Vital Information | May 25, 200211:23 PM

As always, the dim sum eaten last, is the best dim sum. With Florida relatives in tow, we dim summed at Phoenix today. We went to Phoenix because we figured the carts would be easier and more dim summy.

The great thing about Phoenix is the variety. Lots of things not found at the other (sheet) places. Fried cuttlefish with a hint of curry, rice with chunks of chicken and greens, spare ribs, hot dog buns (hugely authentic). There is just so much more to choose.

Another thing that Phoenix does really good is bake. Their dim sum is more than steamed things. The mini sweet top buns with custard are especially yummy--hot, flaky, crusty, rich and sweet.

The last thing I like about Phoenix is the way they take care of you. They have an array of servers who will swoop in to offer you specials just out, say some crepes stuffed with beef or shrimp, or more importantly, grab you whatever you want (if you by chance know what you want).
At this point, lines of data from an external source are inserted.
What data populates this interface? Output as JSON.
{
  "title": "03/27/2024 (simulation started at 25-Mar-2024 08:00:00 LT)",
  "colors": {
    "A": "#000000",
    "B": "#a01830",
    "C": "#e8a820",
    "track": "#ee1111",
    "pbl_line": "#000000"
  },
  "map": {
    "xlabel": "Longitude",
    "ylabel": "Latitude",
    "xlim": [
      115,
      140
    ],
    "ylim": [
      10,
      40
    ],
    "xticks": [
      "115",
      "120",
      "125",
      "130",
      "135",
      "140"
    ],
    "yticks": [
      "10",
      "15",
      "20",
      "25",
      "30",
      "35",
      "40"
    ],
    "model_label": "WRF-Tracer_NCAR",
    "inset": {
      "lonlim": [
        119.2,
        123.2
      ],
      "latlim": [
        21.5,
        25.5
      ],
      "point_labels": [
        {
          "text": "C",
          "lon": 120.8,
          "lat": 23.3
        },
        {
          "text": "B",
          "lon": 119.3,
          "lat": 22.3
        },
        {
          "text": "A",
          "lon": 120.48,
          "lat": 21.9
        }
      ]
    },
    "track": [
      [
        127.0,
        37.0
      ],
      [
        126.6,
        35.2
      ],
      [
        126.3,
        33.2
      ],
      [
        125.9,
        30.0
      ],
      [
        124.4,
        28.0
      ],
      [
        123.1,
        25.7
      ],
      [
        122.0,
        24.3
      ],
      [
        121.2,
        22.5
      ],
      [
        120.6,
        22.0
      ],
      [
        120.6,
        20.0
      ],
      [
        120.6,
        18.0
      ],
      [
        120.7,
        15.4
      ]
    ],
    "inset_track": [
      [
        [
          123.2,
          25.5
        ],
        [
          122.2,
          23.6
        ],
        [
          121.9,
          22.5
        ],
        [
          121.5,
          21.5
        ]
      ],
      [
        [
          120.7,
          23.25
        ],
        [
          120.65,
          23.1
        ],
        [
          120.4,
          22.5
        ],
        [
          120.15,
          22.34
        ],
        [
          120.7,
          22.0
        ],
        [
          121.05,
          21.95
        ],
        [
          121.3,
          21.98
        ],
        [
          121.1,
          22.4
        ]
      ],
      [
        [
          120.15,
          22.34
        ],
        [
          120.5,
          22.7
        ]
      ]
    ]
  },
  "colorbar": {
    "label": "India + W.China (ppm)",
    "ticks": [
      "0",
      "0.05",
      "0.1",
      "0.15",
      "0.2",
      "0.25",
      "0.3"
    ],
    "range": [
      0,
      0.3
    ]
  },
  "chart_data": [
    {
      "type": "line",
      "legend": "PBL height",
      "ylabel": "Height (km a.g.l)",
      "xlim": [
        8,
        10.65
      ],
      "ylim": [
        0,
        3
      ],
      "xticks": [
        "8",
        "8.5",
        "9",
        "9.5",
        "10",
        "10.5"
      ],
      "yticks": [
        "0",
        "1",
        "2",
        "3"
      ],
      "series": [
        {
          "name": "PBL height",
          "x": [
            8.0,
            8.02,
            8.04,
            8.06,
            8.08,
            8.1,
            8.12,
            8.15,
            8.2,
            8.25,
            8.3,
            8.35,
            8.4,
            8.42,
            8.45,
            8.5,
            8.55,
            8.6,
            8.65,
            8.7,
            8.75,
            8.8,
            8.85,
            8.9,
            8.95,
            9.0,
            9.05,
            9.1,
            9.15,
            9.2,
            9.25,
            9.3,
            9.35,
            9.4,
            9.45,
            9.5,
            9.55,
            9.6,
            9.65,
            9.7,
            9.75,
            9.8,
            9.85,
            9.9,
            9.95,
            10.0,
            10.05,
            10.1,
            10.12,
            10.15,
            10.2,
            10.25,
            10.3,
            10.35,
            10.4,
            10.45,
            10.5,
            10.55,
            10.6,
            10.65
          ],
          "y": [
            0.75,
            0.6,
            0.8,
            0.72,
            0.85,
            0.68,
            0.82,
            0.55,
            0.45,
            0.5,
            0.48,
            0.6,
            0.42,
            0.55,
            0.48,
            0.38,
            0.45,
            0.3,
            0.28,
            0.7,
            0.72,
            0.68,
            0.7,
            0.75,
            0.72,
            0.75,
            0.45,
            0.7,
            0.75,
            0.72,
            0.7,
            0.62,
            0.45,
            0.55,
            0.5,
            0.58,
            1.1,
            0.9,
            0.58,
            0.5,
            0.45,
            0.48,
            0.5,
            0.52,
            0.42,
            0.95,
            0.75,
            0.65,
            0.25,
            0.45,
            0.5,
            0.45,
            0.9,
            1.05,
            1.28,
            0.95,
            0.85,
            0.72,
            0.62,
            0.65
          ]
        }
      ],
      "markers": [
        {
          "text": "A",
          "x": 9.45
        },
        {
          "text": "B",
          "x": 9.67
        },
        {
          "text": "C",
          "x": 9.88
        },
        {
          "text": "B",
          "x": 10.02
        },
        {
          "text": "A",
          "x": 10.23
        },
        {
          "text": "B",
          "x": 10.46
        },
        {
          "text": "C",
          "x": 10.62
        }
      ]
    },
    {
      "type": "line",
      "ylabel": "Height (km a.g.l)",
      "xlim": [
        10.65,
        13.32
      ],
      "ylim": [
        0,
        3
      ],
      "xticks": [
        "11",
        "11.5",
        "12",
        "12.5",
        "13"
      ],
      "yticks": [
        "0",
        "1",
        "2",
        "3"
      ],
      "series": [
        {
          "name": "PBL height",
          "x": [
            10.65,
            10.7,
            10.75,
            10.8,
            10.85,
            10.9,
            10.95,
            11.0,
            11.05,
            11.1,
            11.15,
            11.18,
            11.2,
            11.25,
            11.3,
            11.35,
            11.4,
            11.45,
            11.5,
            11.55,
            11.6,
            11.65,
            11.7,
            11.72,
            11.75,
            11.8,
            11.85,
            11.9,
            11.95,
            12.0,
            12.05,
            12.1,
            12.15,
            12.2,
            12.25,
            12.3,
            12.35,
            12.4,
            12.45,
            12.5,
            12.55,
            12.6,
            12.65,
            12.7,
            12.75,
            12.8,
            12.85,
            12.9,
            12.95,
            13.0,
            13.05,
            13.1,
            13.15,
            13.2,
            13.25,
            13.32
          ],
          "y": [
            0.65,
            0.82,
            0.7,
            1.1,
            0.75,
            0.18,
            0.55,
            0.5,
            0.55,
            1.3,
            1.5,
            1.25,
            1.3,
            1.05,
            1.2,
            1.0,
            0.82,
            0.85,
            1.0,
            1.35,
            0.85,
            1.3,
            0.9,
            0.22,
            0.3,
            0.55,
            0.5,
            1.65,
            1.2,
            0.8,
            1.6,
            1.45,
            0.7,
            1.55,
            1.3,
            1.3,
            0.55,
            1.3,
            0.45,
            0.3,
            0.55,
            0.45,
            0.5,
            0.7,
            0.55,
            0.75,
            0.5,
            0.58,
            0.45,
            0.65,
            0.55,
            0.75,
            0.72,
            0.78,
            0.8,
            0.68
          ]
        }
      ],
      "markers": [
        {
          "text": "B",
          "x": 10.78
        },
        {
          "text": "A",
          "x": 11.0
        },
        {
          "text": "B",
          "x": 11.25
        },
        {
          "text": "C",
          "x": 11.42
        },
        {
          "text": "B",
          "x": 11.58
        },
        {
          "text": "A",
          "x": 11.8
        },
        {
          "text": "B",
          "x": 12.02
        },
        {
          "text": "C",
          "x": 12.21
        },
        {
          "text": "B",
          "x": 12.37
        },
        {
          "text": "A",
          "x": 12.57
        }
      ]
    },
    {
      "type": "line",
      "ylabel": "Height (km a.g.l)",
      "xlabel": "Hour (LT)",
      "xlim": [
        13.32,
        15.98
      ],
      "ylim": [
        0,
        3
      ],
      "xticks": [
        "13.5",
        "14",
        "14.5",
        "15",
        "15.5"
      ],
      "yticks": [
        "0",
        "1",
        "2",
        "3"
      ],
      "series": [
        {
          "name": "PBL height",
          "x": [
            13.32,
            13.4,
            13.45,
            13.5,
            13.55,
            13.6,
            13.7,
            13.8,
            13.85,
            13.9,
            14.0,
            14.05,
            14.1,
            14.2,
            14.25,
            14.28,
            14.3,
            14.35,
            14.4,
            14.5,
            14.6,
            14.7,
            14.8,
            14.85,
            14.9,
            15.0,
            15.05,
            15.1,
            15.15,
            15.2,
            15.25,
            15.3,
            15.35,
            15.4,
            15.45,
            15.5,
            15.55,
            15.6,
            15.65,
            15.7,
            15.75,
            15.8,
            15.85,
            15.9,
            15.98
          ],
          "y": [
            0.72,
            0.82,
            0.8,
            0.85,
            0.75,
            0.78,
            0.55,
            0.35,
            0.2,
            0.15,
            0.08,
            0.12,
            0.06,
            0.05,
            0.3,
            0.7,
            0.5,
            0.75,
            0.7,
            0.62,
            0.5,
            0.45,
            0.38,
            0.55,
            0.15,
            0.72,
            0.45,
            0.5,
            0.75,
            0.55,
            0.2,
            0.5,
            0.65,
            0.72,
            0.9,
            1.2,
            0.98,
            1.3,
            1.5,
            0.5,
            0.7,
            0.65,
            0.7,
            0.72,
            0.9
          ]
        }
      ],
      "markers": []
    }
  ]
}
All meal long Sophia had been pinning for "the yellow things". Meaning a rolled up (yellow) sponge cake cut into pieces, revealing a spiral pattern. When we finished multiple courses and had not seen them, I asked. Soon, but not real soon, they arrived. Perhaps, they steamed a batch of malaysian sponge cake just for us. When they finally came by, it was with a big wooden steamer tray filled with plates of the cake rolls as well as big hunks of the sponge cake and a few other things we had not saved tummy room. Needless to say, this finished off the meal quite nicely for Sophia.

Given that we were a party of 8 at mid-day on a weekend, the wait was a short 20 minutes. The food on the table at Mountain View, Happy Chef, etc. may be as good or better, but no one gets the food to your table like Phoenix.

Phoenix has some neat sounding family style dinners including a $60 per head option (almost Trio range?) that I'll post about later, probably tommorow.